Rodrigo. I remember when I first met him the beginning of this semester. I approached him with some hot chocolate and kashi cookies and he rejected them. I asked him questions, only to get back terse one- word answers. He put up a wall so high, I didn’t think I’d ever be able to get through. But week after week, even if I were busy serving other people hot drinks/food, I always made time somewhere in the hour we were at Open Doors to talk to him.

God is good. He is always at work.

The past two Sundays, Rodrigo would come find me first and start talking. He’d share about his week and his struggles before I even asked. This past Sunday, he had a huge smile on his face as he approached me. He said “guess what, guess what!” as he pulled something small from his pocket to show me. It was a key. He had gotten a small apartment for him and his wife. I felt blessed to be able to share in his happiness. Praise God.

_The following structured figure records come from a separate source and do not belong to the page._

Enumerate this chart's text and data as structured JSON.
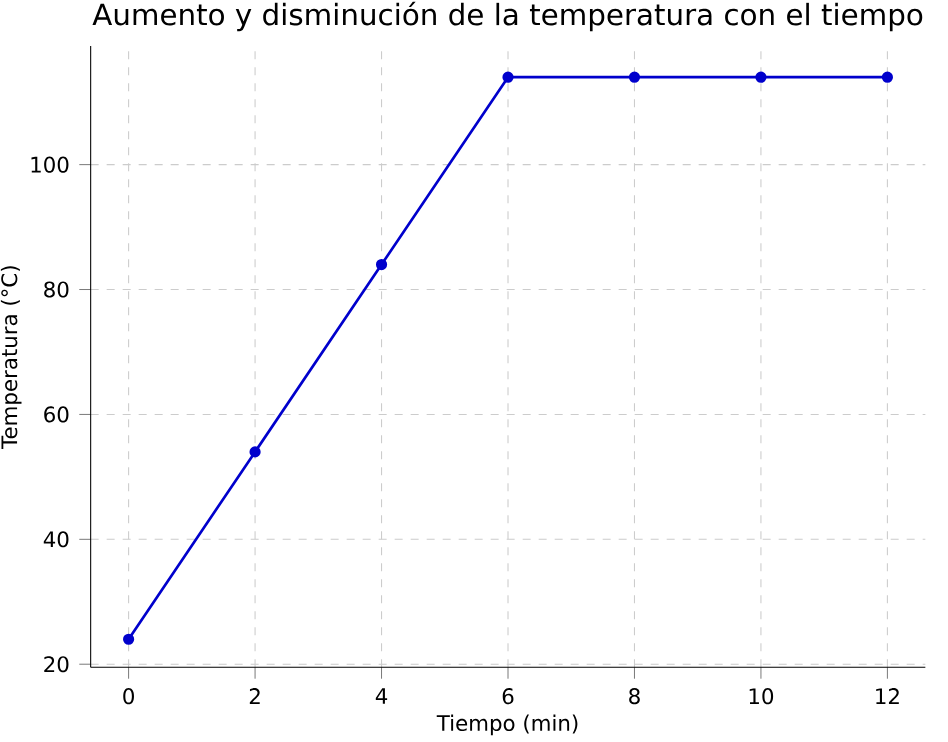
{
  "chart_data": {
    "type": "line",
    "title": "Aumento y disminución de la temperatura con el tiempo",
    "xlabel": "Tiempo (min)",
    "ylabel": "Temperatura (°C)",
    "x": [
      0,
      2,
      4,
      6,
      8,
      10,
      12
    ],
    "series": [
      {
        "color": "#0000cc",
        "values": [
          24,
          54,
          84,
          114,
          114,
          114,
          114
        ]
      }
    ],
    "xlim": [
      -0.6,
      12.6
    ],
    "ylim": [
      19.5,
      119
    ],
    "xticks": [
      0,
      2,
      4,
      6,
      8,
      10,
      12
    ],
    "yticks": [
      20,
      40,
      60,
      80,
      100
    ],
    "grid": true,
    "marker": "circle",
    "line_style": "solid"
  }
}
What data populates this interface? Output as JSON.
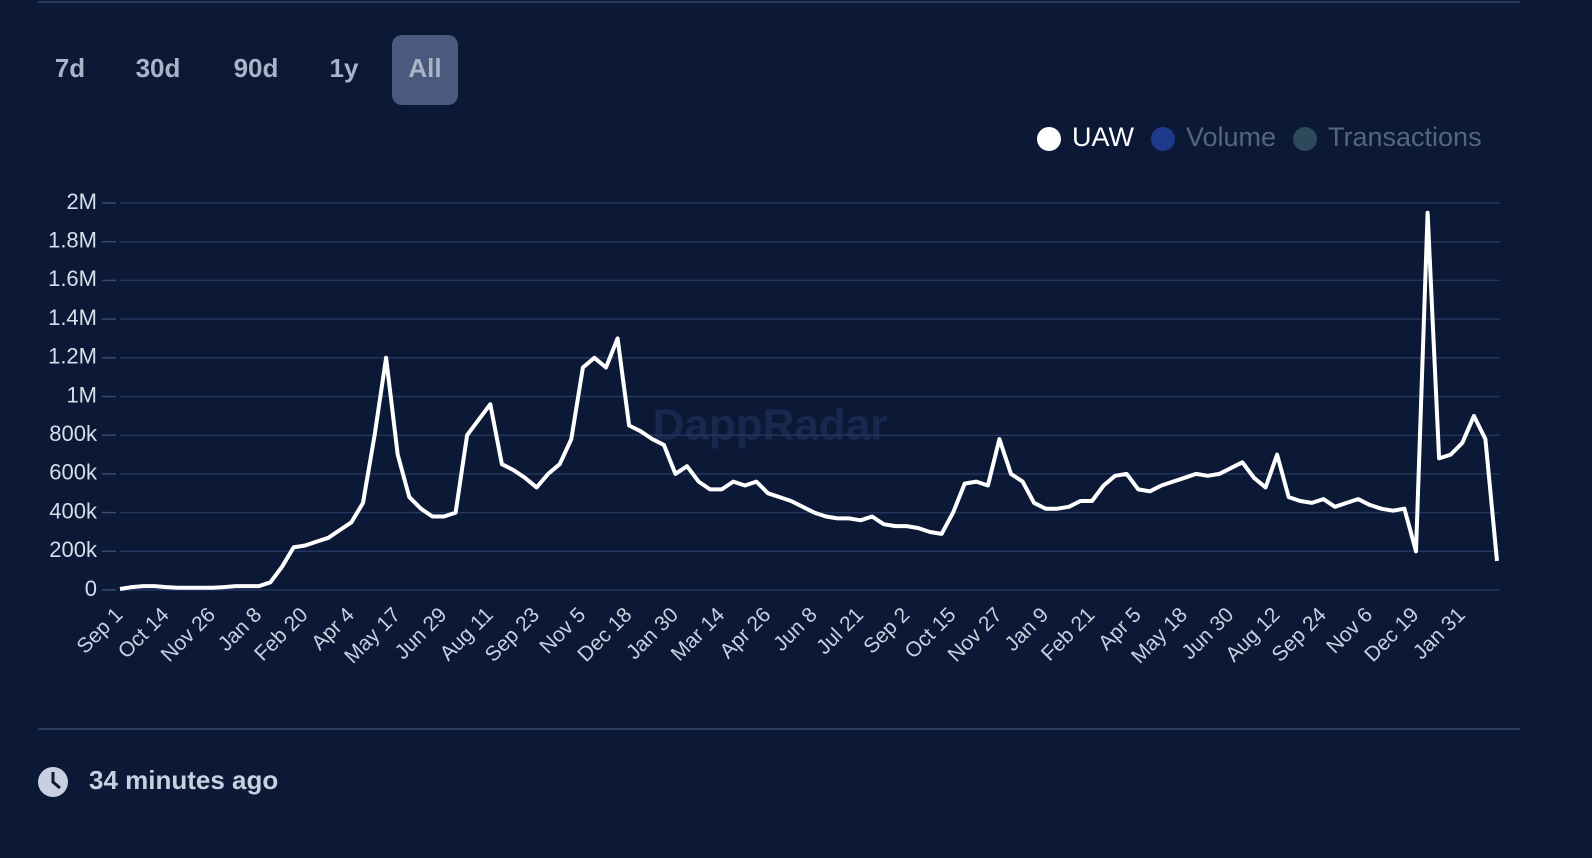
{
  "range_buttons": [
    "7d",
    "30d",
    "90d",
    "1y",
    "All"
  ],
  "active_button": 4,
  "updated": "34 minutes ago",
  "chart_data": {
    "type": "line",
    "watermark": "DappRadar",
    "categories": [
      "Sep 1",
      null,
      null,
      null,
      "Oct 14",
      null,
      null,
      null,
      "Nov 26",
      null,
      null,
      null,
      "Jan 8",
      null,
      null,
      null,
      "Feb 20",
      null,
      null,
      null,
      "Apr 4",
      null,
      null,
      null,
      "May 17",
      null,
      null,
      null,
      "Jun 29",
      null,
      null,
      null,
      "Aug 11",
      null,
      null,
      null,
      "Sep 23",
      null,
      null,
      null,
      "Nov 5",
      null,
      null,
      null,
      "Dec 18",
      null,
      null,
      null,
      "Jan 30",
      null,
      null,
      null,
      "Mar 14",
      null,
      null,
      null,
      "Apr 26",
      null,
      null,
      null,
      "Jun 8",
      null,
      null,
      null,
      "Jul 21",
      null,
      null,
      null,
      "Sep 2",
      null,
      null,
      null,
      "Oct 15",
      null,
      null,
      null,
      "Nov 27",
      null,
      null,
      null,
      "Jan 9",
      null,
      null,
      null,
      "Feb 21",
      null,
      null,
      null,
      "Apr 5",
      null,
      null,
      null,
      "May 18",
      null,
      null,
      null,
      "Jun 30",
      null,
      null,
      null,
      "Aug 12",
      null,
      null,
      null,
      "Sep 24",
      null,
      null,
      null,
      "Nov 6",
      null,
      null,
      null,
      "Dec 19",
      null,
      null,
      null,
      "Jan 31",
      null,
      null,
      null
    ],
    "series": [
      {
        "name": "UAW",
        "color": "#ffffff",
        "values": [
          5000,
          15000,
          20000,
          20000,
          15000,
          12000,
          12000,
          12000,
          12000,
          15000,
          20000,
          20000,
          20000,
          40000,
          120000,
          220000,
          230000,
          250000,
          270000,
          310000,
          350000,
          450000,
          800000,
          1200000,
          700000,
          480000,
          420000,
          380000,
          380000,
          400000,
          800000,
          880000,
          960000,
          650000,
          620000,
          580000,
          530000,
          600000,
          650000,
          780000,
          1150000,
          1200000,
          1150000,
          1300000,
          850000,
          820000,
          780000,
          750000,
          600000,
          640000,
          560000,
          520000,
          520000,
          560000,
          540000,
          560000,
          500000,
          480000,
          460000,
          430000,
          400000,
          380000,
          370000,
          370000,
          360000,
          380000,
          340000,
          330000,
          330000,
          320000,
          300000,
          290000,
          400000,
          550000,
          560000,
          540000,
          780000,
          600000,
          560000,
          450000,
          420000,
          420000,
          430000,
          460000,
          460000,
          540000,
          590000,
          600000,
          520000,
          510000,
          540000,
          560000,
          580000,
          600000,
          590000,
          600000,
          630000,
          660000,
          580000,
          530000,
          700000,
          480000,
          460000,
          450000,
          470000,
          430000,
          450000,
          470000,
          440000,
          420000,
          410000,
          420000,
          200000,
          1950000,
          680000,
          700000,
          760000,
          900000,
          780000,
          150000
        ]
      }
    ],
    "inactive_series": [
      {
        "name": "Volume",
        "color": "#1e3a8a"
      },
      {
        "name": "Transactions",
        "color": "#2c4a5c"
      }
    ],
    "ylim": [
      0,
      2000000
    ],
    "yticks": [
      0,
      {
        "value": 200000,
        "label": "200k"
      },
      {
        "value": 400000,
        "label": "400k"
      },
      {
        "value": 600000,
        "label": "600k"
      },
      {
        "value": 800000,
        "label": "800k"
      },
      {
        "value": 1000000,
        "label": "1M"
      },
      {
        "value": 1200000,
        "label": "1.2M"
      },
      {
        "value": 1400000,
        "label": "1.4M"
      },
      {
        "value": 1600000,
        "label": "1.6M"
      },
      {
        "value": 1800000,
        "label": "1.8M"
      },
      {
        "value": 2000000,
        "label": "2M"
      }
    ],
    "grid": true
  }
}
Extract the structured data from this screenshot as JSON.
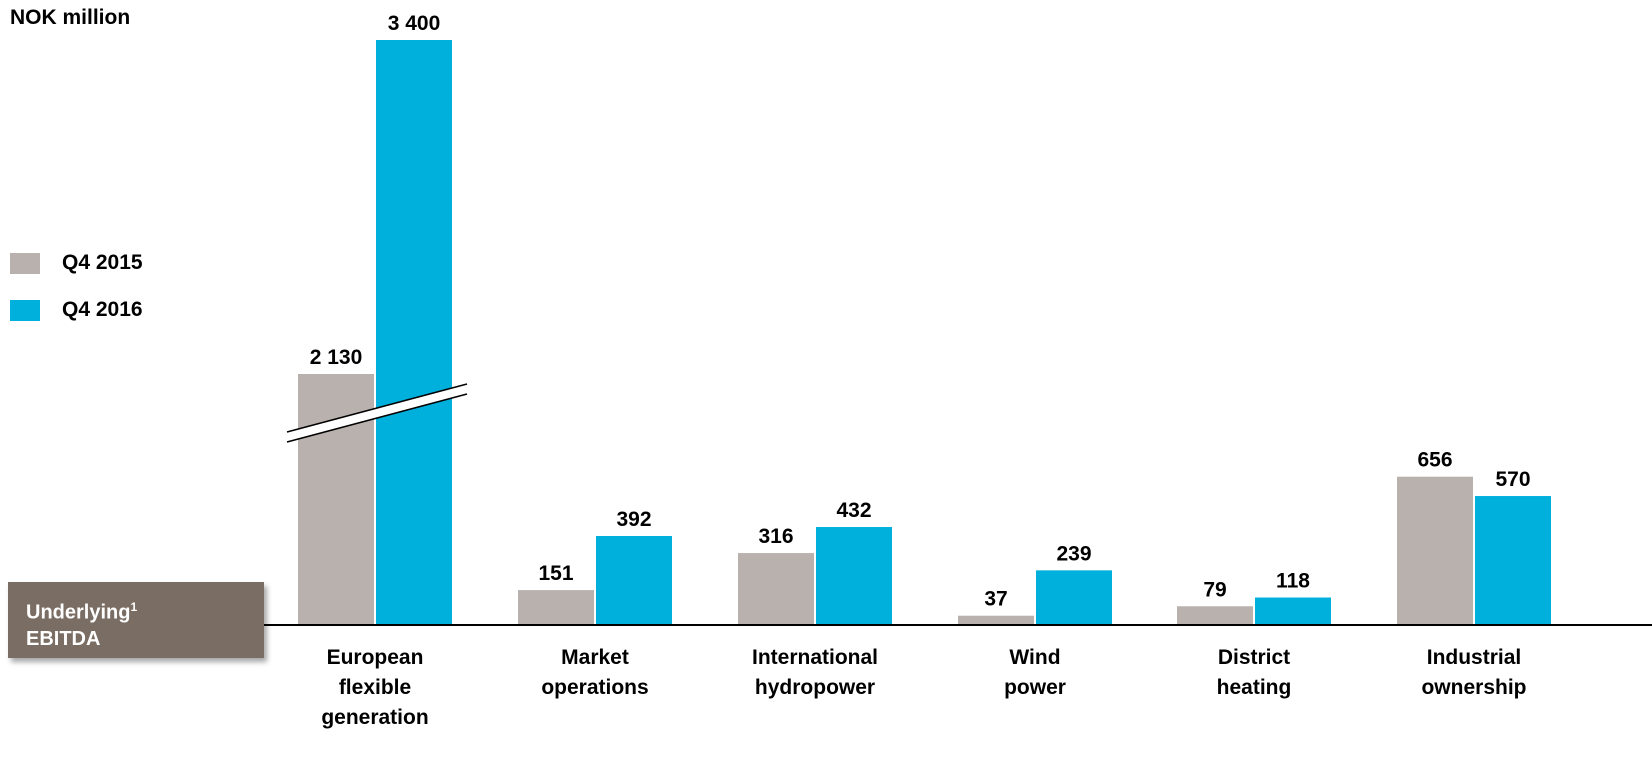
{
  "unit_label": "NOK million",
  "badge": {
    "line1": "Underlying",
    "sup": "1",
    "line2": "EBITDA"
  },
  "colors": {
    "q4_2015": "#b9b1ad",
    "q4_2016": "#00b0dc",
    "badge": "#7a6d63"
  },
  "chart_data": {
    "type": "bar",
    "categories": [
      [
        "European",
        "flexible",
        "generation"
      ],
      [
        "Market",
        "operations"
      ],
      [
        "International",
        "hydropower"
      ],
      [
        "Wind",
        "power"
      ],
      [
        "District",
        "heating"
      ],
      [
        "Industrial",
        "ownership"
      ]
    ],
    "series": [
      {
        "name": "Q4 2015",
        "values": [
          2130,
          151,
          316,
          37,
          79,
          656
        ],
        "labels": [
          "2 130",
          "151",
          "316",
          "37",
          "79",
          "656"
        ]
      },
      {
        "name": "Q4 2016",
        "values": [
          3400,
          392,
          432,
          239,
          118,
          570
        ],
        "labels": [
          "3 400",
          "392",
          "432",
          "239",
          "118",
          "570"
        ]
      }
    ],
    "axis_break": true,
    "legend_position": "left"
  }
}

Kevin. Definitely not your typical homeless person. He reads the news more than I do. He’s aware of what’s going on in the world today more than I do. We talk about current events. We talk about finance. He talks to me about clips he’s seen on YouTube of my CEO in various interviews. We talk about politics. We talk about God. He’s not a Christian. He’s actually very skeptical of Christianity. But he’s curious.

God is good. He is always at work.

When I first met him, he’d just share about why he doesn’t believe in Christianity. How things just don’t make sense to him. He had his reservations and that was that.

Now, my time with him at Open Doors is just not enough to cover the types of questions he has… what is grace? What is the difference between grace and faith versus works? Why is the Bible filled with so many “contradictions”? We correspond via email throughout the week and he’s quoting bible verses across the Old and New Testaments and asking why different verses seem to contradict each other.

Praise God for instilling in Kevin this curiosity. He wants to make sense of the Word, and that is so encouraging to me.

God is good all the time. All the time God is good.